03 L’avenir, encore et toujours l’avenir
Bien que ChatGPT approche de ses 4 ans cette année, les géants du secteur insistent généralement sur le fait que nous sommes encore au « début » du développement de l’IA.
Ils restent globalement optimistes quant à l’avenir.
Zuckerberg a clairement indiqué que les lunettes intelligentes IA seront la prochaine génération de terminaux informatiques, comparant cette étape à l’avènement du smartphone qui a remplacé le téléphone à fonctionnalités.
Ensuite, l’étape clé pour Meta sera de transformer progressivement son modèle commercial centré sur la publicité en un tout nouveau système de revenus basé sur « l’ultra-intelligence personnelle ».
Quant à Microsoft, sa vision de l’avenir est nettement plus « technique » et « systémique ».
Selon Nadella, l’IA ne sera pas un succès ponctuel, mais une capacité intégrée dans tout un écosystème : systèmes d’exploitation, logiciels de bureautique, outils de développement et infrastructure cloud.

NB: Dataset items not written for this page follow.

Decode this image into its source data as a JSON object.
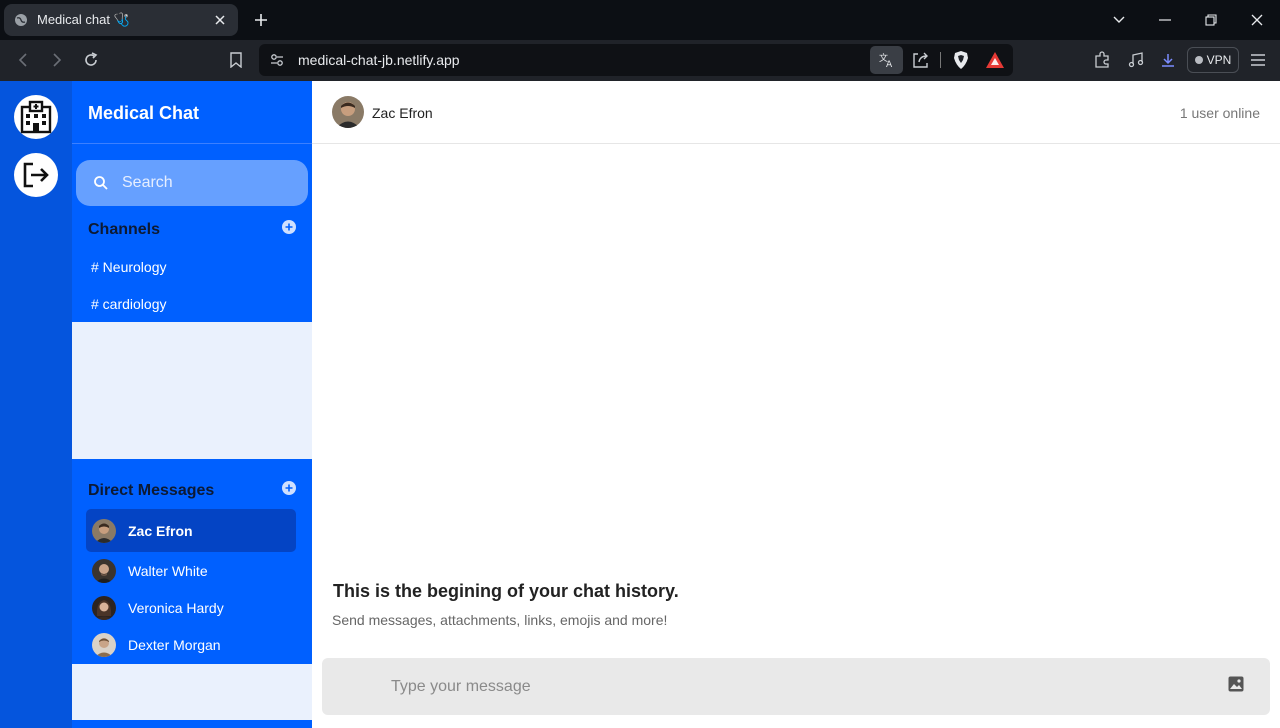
{
  "browser": {
    "tab_title": "Medical chat 🩺",
    "url": "medical-chat-jb.netlify.app",
    "vpn_label": "VPN"
  },
  "rail": {
    "icons": [
      "hospital-icon",
      "logout-icon"
    ]
  },
  "sidebar": {
    "title": "Medical Chat",
    "search_placeholder": "Search",
    "channels_title": "Channels",
    "channels": [
      {
        "label": "# Neurology"
      },
      {
        "label": "# cardiology"
      }
    ],
    "dm_title": "Direct Messages",
    "dms": [
      {
        "name": "Zac Efron",
        "active": true
      },
      {
        "name": "Walter White",
        "active": false
      },
      {
        "name": "Veronica Hardy",
        "active": false
      },
      {
        "name": "Dexter Morgan",
        "active": false
      }
    ]
  },
  "chat": {
    "user_name": "Zac Efron",
    "online_status": "1 user online",
    "intro_title": "This is the begining of your chat history.",
    "intro_subtitle": "Send messages, attachments, links, emojis and more!",
    "composer_placeholder": "Type your message"
  },
  "colors": {
    "rail": "#0555dd",
    "sidebar_accent": "#0060ff",
    "active_item": "#0444c4",
    "sidebar_light": "#eaf1fd"
  }
}
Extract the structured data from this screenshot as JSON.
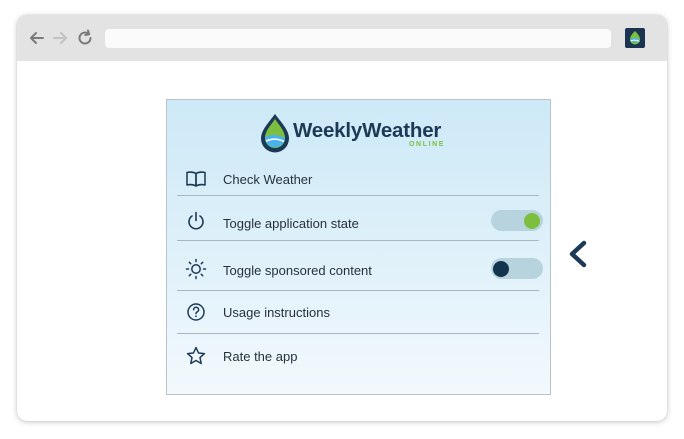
{
  "brand": {
    "name": "WeeklyWeather",
    "subtitle": "ONLINE",
    "colors": {
      "navy": "#1c3a56",
      "green": "#7cbf3f",
      "light_blue": "#cde9f7"
    }
  },
  "browser": {
    "back_icon": "arrow-left-icon",
    "forward_icon": "arrow-right-icon",
    "reload_icon": "reload-icon",
    "address_value": ""
  },
  "menu": {
    "items": [
      {
        "label": "Check Weather",
        "icon": "book-icon"
      },
      {
        "label": "Toggle application state",
        "icon": "power-icon",
        "toggle": true
      },
      {
        "label": "Toggle sponsored content",
        "icon": "sun-icon",
        "toggle": false
      },
      {
        "label": "Usage instructions",
        "icon": "help-circle-icon"
      },
      {
        "label": "Rate the app",
        "icon": "star-icon"
      }
    ]
  },
  "pointer_arrow": {
    "icon": "arrow-left-icon",
    "color": "#1c3a56"
  }
}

Copilot n’a pas besoin de prouver immédiatement combien il peut rapporter, tant qu’il augmente la fidélité et l’ARPU de Microsoft 365, GitHub et Azure, la commercialisation suivra naturellement.
Le problème, c’est que la patience du marché face à « l’avenir » n’est pas répartie uniformément.
Meta est encore dans une phase où « il est permis de brûler de l’argent » : ses bases publicitaires sont solides, ses flux de trésorerie abondants, et l’IA ressemble à une mise en jeu pour la prochaine génération d’entrées.
Microsoft, lui, se trouve dans une position où « il faut rendre des comptes » — c’est la société qui a le plus tôt investi, le plus profondément, avec la narration la plus complète, et qui doit donc aussi fournir en premier des retours quantifiables.
Ainsi, la même phrase « nous sommes encore au début » a des significations très différentes pour ces deux entreprises.
En fin de compte, la question ne porte pas sur la faisabilité de l’IA, mais sur qui a le temps de patienter.
Meta a encore une marge pour raconter une histoire, Microsoft, lui, doit déjà commencer à faire entrer ses histoires dans ses comptes.